Payday loans are short-term, small-dollar loans known for their high interest rates or high fees that are marketed to low-income workers with few avenues of traditional credit. They are called payday loans because a borrower gives the lender a check for the entire loan balance, plus any associated fees. The lender cashes the check on the borrower's payday. People living paycheck to paycheck often cannot bear the brunt of paying an entire loan balance--usually about $300--in one swoop. To avoid this, they may pay additional fees to extend the term of the loan. This cycle has devastating effects on a person's ability to ever pay back such loans. Consumer credit counseling agencies can negotiate on your behalf to form a payment plan.
Find a consumer credit counselor. In most areas of the country there typically are several companies and nonprofit organizations whose stated goal is to help people get out of debt. Many of these companies are scams, though. They take fees and do little to help.
The U.S. Department of Justice maintains a list of approved credit counselors (see References). These counselors offer debtors required credit counseling prior to bankruptcy, but their services may be available to people seeking to re-organize their financial house. The U.S. Department of Housing and Urban Development also maintains a list of counselors that advise people on the financial aspects of home buying (see References). Many of these counselors also work with people trying to get out of debt.
Contact a counselor near you. According to the Federal Trade Commission, many credit counseling agencies will offer their services at little or no cost to you. When you call to set up an appointment, ask what paperwork and documentation you will need in preparation for the meeting.

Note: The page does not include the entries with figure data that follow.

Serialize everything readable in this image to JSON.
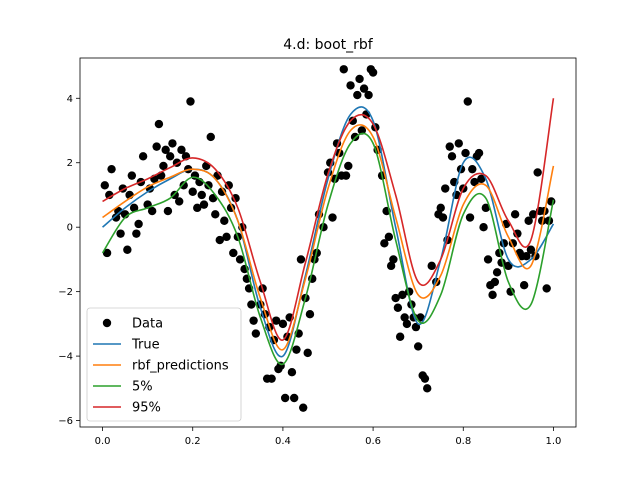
{
  "chart_data": {
    "type": "line",
    "title": "4.d: boot_rbf",
    "xlabel": "",
    "ylabel": "",
    "xlim": [
      -0.05,
      1.05
    ],
    "ylim": [
      -6.2,
      5.25
    ],
    "xticks": [
      "0.0",
      "0.2",
      "0.4",
      "0.6",
      "0.8",
      "1.0"
    ],
    "xtick_values": [
      0.0,
      0.2,
      0.4,
      0.6,
      0.8,
      1.0
    ],
    "yticks": [
      "−6",
      "−4",
      "−2",
      "0",
      "2",
      "4"
    ],
    "ytick_values": [
      -6,
      -4,
      -2,
      0,
      2,
      4
    ],
    "grid": false,
    "legend_position": "lower-left",
    "x": [
      0.0,
      0.05,
      0.1,
      0.15,
      0.2,
      0.25,
      0.3,
      0.35,
      0.4,
      0.45,
      0.5,
      0.55,
      0.6,
      0.65,
      0.7,
      0.75,
      0.8,
      0.85,
      0.9,
      0.95,
      1.0
    ],
    "series": [
      {
        "name": "True",
        "kind": "line",
        "color": "#1f77b4",
        "values": [
          0.0,
          0.6,
          1.1,
          1.5,
          1.8,
          1.5,
          0.2,
          -2.5,
          -4.0,
          -1.5,
          1.5,
          3.5,
          3.3,
          0.0,
          -3.0,
          -1.0,
          2.0,
          1.5,
          -1.0,
          -1.0,
          0.1
        ]
      },
      {
        "name": "rbf_predictions",
        "kind": "line",
        "color": "#ff7f0e",
        "values": [
          0.3,
          0.8,
          1.25,
          1.55,
          1.8,
          1.5,
          0.2,
          -2.2,
          -3.8,
          -1.6,
          1.2,
          3.0,
          2.8,
          0.3,
          -2.1,
          -1.5,
          0.7,
          1.3,
          -0.3,
          -1.2,
          1.9
        ]
      },
      {
        "name": "5%",
        "kind": "line",
        "color": "#2ca02c",
        "values": [
          -0.8,
          0.3,
          0.6,
          0.9,
          1.55,
          1.0,
          -0.3,
          -2.8,
          -4.25,
          -2.2,
          0.7,
          2.6,
          2.6,
          -0.4,
          -2.9,
          -2.1,
          0.4,
          0.9,
          -1.7,
          -2.4,
          0.85
        ]
      },
      {
        "name": "95%",
        "kind": "line",
        "color": "#d62728",
        "values": [
          0.8,
          1.2,
          1.5,
          1.85,
          2.15,
          1.8,
          0.6,
          -1.7,
          -3.5,
          -1.1,
          1.65,
          3.3,
          3.2,
          1.0,
          -1.7,
          -1.0,
          1.2,
          1.6,
          0.2,
          -0.4,
          4.0
        ]
      },
      {
        "name": "Data",
        "kind": "scatter",
        "color": "#000000",
        "points": [
          [
            0.005,
            1.3
          ],
          [
            0.01,
            -0.8
          ],
          [
            0.015,
            1.0
          ],
          [
            0.02,
            1.8
          ],
          [
            0.03,
            0.3
          ],
          [
            0.035,
            0.5
          ],
          [
            0.04,
            -0.2
          ],
          [
            0.045,
            1.2
          ],
          [
            0.05,
            0.4
          ],
          [
            0.055,
            -0.7
          ],
          [
            0.06,
            1.0
          ],
          [
            0.065,
            1.6
          ],
          [
            0.07,
            0.6
          ],
          [
            0.075,
            -0.2
          ],
          [
            0.08,
            0.1
          ],
          [
            0.085,
            1.4
          ],
          [
            0.09,
            2.2
          ],
          [
            0.1,
            0.7
          ],
          [
            0.105,
            1.2
          ],
          [
            0.11,
            0.5
          ],
          [
            0.115,
            1.5
          ],
          [
            0.12,
            2.5
          ],
          [
            0.125,
            3.2
          ],
          [
            0.13,
            1.6
          ],
          [
            0.135,
            1.9
          ],
          [
            0.14,
            2.4
          ],
          [
            0.145,
            0.5
          ],
          [
            0.15,
            2.2
          ],
          [
            0.155,
            2.6
          ],
          [
            0.16,
            1.0
          ],
          [
            0.165,
            2.0
          ],
          [
            0.17,
            0.8
          ],
          [
            0.175,
            2.4
          ],
          [
            0.18,
            1.3
          ],
          [
            0.185,
            2.2
          ],
          [
            0.19,
            1.8
          ],
          [
            0.195,
            3.9
          ],
          [
            0.2,
            1.1
          ],
          [
            0.205,
            1.6
          ],
          [
            0.21,
            0.6
          ],
          [
            0.215,
            1.4
          ],
          [
            0.22,
            1.0
          ],
          [
            0.225,
            0.7
          ],
          [
            0.23,
            1.9
          ],
          [
            0.235,
            1.3
          ],
          [
            0.24,
            2.8
          ],
          [
            0.245,
            0.9
          ],
          [
            0.25,
            0.4
          ],
          [
            0.255,
            1.6
          ],
          [
            0.26,
            -0.4
          ],
          [
            0.265,
            1.1
          ],
          [
            0.27,
            0.2
          ],
          [
            0.275,
            -0.3
          ],
          [
            0.28,
            1.3
          ],
          [
            0.285,
            0.6
          ],
          [
            0.29,
            -0.8
          ],
          [
            0.295,
            0.9
          ],
          [
            0.3,
            -0.3
          ],
          [
            0.305,
            -1.0
          ],
          [
            0.31,
            0.0
          ],
          [
            0.315,
            -1.3
          ],
          [
            0.32,
            -1.6
          ],
          [
            0.325,
            -1.9
          ],
          [
            0.33,
            -2.4
          ],
          [
            0.335,
            -2.9
          ],
          [
            0.34,
            -3.3
          ],
          [
            0.35,
            -2.4
          ],
          [
            0.355,
            -1.9
          ],
          [
            0.36,
            -2.7
          ],
          [
            0.365,
            -4.7
          ],
          [
            0.37,
            -3.1
          ],
          [
            0.375,
            -4.7
          ],
          [
            0.38,
            -3.5
          ],
          [
            0.385,
            -2.9
          ],
          [
            0.39,
            -4.4
          ],
          [
            0.395,
            -4.3
          ],
          [
            0.4,
            -3.0
          ],
          [
            0.405,
            -5.3
          ],
          [
            0.41,
            -3.4
          ],
          [
            0.415,
            -2.8
          ],
          [
            0.42,
            -4.5
          ],
          [
            0.425,
            -5.3
          ],
          [
            0.43,
            -3.8
          ],
          [
            0.435,
            -3.3
          ],
          [
            0.44,
            -1.0
          ],
          [
            0.445,
            -5.6
          ],
          [
            0.45,
            -2.2
          ],
          [
            0.455,
            -3.9
          ],
          [
            0.46,
            -2.7
          ],
          [
            0.465,
            -1.6
          ],
          [
            0.47,
            -1.0
          ],
          [
            0.475,
            -0.8
          ],
          [
            0.48,
            0.4
          ],
          [
            0.49,
            0.0
          ],
          [
            0.5,
            1.7
          ],
          [
            0.505,
            2.0
          ],
          [
            0.51,
            0.3
          ],
          [
            0.515,
            1.5
          ],
          [
            0.52,
            2.6
          ],
          [
            0.525,
            2.3
          ],
          [
            0.53,
            1.6
          ],
          [
            0.535,
            4.9
          ],
          [
            0.54,
            1.6
          ],
          [
            0.545,
            1.9
          ],
          [
            0.55,
            4.4
          ],
          [
            0.555,
            3.3
          ],
          [
            0.56,
            2.8
          ],
          [
            0.565,
            4.1
          ],
          [
            0.57,
            4.6
          ],
          [
            0.575,
            3.0
          ],
          [
            0.58,
            4.3
          ],
          [
            0.585,
            3.5
          ],
          [
            0.59,
            4.1
          ],
          [
            0.595,
            4.9
          ],
          [
            0.6,
            4.8
          ],
          [
            0.605,
            3.1
          ],
          [
            0.61,
            2.4
          ],
          [
            0.62,
            1.6
          ],
          [
            0.625,
            -0.5
          ],
          [
            0.63,
            0.5
          ],
          [
            0.635,
            -0.3
          ],
          [
            0.64,
            -1.2
          ],
          [
            0.645,
            -1.0
          ],
          [
            0.65,
            -2.2
          ],
          [
            0.655,
            -2.5
          ],
          [
            0.66,
            -3.4
          ],
          [
            0.665,
            -2.1
          ],
          [
            0.67,
            -2.8
          ],
          [
            0.675,
            -3.0
          ],
          [
            0.68,
            -2.0
          ],
          [
            0.685,
            -2.4
          ],
          [
            0.69,
            -2.8
          ],
          [
            0.695,
            -3.1
          ],
          [
            0.7,
            -3.7
          ],
          [
            0.705,
            -2.8
          ],
          [
            0.71,
            -4.6
          ],
          [
            0.715,
            -4.7
          ],
          [
            0.72,
            -5.0
          ],
          [
            0.73,
            -1.2
          ],
          [
            0.74,
            -1.7
          ],
          [
            0.745,
            0.4
          ],
          [
            0.75,
            0.6
          ],
          [
            0.755,
            0.3
          ],
          [
            0.76,
            1.2
          ],
          [
            0.765,
            -0.4
          ],
          [
            0.77,
            2.5
          ],
          [
            0.775,
            2.2
          ],
          [
            0.78,
            1.4
          ],
          [
            0.785,
            1.0
          ],
          [
            0.79,
            2.6
          ],
          [
            0.795,
            1.8
          ],
          [
            0.8,
            1.2
          ],
          [
            0.805,
            2.3
          ],
          [
            0.81,
            3.9
          ],
          [
            0.815,
            0.3
          ],
          [
            0.82,
            1.8
          ],
          [
            0.825,
            1.4
          ],
          [
            0.83,
            2.2
          ],
          [
            0.835,
            2.3
          ],
          [
            0.84,
            1.5
          ],
          [
            0.845,
            0.0
          ],
          [
            0.85,
            0.6
          ],
          [
            0.855,
            -1.0
          ],
          [
            0.86,
            -1.8
          ],
          [
            0.865,
            -2.1
          ],
          [
            0.87,
            -1.7
          ],
          [
            0.875,
            -1.4
          ],
          [
            0.88,
            -0.8
          ],
          [
            0.885,
            -1.1
          ],
          [
            0.89,
            -0.5
          ],
          [
            0.895,
            0.1
          ],
          [
            0.9,
            -1.2
          ],
          [
            0.905,
            -2.0
          ],
          [
            0.91,
            -0.5
          ],
          [
            0.915,
            0.4
          ],
          [
            0.92,
            -0.2
          ],
          [
            0.925,
            -0.8
          ],
          [
            0.93,
            -0.9
          ],
          [
            0.935,
            -1.8
          ],
          [
            0.94,
            -0.9
          ],
          [
            0.945,
            0.2
          ],
          [
            0.95,
            -0.7
          ],
          [
            0.955,
            0.4
          ],
          [
            0.96,
            -0.9
          ],
          [
            0.965,
            1.7
          ],
          [
            0.97,
            0.5
          ],
          [
            0.975,
            0.2
          ],
          [
            0.98,
            0.5
          ],
          [
            0.985,
            -1.9
          ],
          [
            0.99,
            0.2
          ],
          [
            0.995,
            0.8
          ]
        ]
      }
    ]
  }
}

Research options with your counselor. There are plenty of options to repay the loan. If your lender is a member of the Community Financial Services Association, an industry trade association, it should offer you a repayment plan upon request. Filing for bankruptcy may also be an option. In some cases, a counselor may institute a debt management plan in which you write a check each week to the counselor. They, in turn, will pay your bills from the funds you give them. These programs help borrowers live on a budget and cut off access to credit.